While much of the documentary’s focus is on how Harvey develops, we also get to see how his mum copes with the change. She’s looking forward to learning how to live without her son in the house, she says. Unfortunately, the journey to her own freedom isn’t without hitches; weeks after Harvey leaves, she crashes her car and is arrested for driving while over the legal alcohol limit. She’s diagnosed with an anxiety disorder during her stay at a judge-recommended mental health facility.
This legal and emotional battle, perhaps, is a reason why this film seems to keep the audience at arm’s reach. Though it’s successful in showing the next steps in the Prices’ lives, What Harvey Did Next is missing the personal commentary and additional context that made their story shine before. Of course, with the show being focused on their lives becoming more separate, those sweet moments together are scarce and it’s a shame, because these raw expressions of affection make up for the film’s lack of depth elsewhere.

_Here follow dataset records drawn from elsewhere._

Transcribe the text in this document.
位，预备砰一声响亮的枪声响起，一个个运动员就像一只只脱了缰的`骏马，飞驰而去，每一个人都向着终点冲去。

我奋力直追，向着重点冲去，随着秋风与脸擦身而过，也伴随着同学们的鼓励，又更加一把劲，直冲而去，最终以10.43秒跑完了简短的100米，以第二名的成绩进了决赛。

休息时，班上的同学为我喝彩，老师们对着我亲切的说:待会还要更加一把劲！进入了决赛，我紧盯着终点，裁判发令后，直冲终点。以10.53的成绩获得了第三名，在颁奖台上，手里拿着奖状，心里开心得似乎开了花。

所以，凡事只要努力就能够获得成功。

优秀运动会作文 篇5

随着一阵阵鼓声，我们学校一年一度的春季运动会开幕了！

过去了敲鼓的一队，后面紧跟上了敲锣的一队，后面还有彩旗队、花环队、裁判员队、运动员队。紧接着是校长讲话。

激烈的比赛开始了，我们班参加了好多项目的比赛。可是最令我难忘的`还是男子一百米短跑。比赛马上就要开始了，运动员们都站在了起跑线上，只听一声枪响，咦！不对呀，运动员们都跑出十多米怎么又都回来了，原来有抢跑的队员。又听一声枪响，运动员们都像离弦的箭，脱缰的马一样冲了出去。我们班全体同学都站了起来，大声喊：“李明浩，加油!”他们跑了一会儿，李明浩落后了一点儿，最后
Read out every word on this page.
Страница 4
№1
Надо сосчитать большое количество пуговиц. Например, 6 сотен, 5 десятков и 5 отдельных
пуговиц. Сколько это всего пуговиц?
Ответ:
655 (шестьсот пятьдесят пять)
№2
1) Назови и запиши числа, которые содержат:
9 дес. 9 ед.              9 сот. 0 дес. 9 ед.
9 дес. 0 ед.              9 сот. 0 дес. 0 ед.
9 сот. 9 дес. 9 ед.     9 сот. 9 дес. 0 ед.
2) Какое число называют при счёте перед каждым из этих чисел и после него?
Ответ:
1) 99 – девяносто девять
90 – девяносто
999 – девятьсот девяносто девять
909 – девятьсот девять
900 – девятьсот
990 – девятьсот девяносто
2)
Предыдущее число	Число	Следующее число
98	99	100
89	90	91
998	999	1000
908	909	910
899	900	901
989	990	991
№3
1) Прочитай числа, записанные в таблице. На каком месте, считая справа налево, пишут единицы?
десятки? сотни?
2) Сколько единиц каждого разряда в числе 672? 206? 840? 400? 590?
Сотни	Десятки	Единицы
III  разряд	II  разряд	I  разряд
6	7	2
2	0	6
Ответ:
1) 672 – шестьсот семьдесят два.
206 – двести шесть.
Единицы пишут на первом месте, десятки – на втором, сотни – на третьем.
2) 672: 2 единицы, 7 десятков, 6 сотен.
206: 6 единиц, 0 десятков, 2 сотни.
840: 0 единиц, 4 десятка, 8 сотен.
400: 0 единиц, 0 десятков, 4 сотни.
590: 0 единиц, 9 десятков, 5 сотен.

The documentary leaves Harvey at the end of his first term, as the students watch a fireworks display. As he makes strides in his communication and his tea-making and cake-baking skills, Harvey’s future seems bright. And Price’s next moves look positive, too. She announces her plans to see a therapist once a week and acknowledges that she needs to figure out less destructive ways to manage her stress. It’ll take time to feel the benefits of these choices, but for Harvey’s, and her sake, you can only hope that she sticks to them.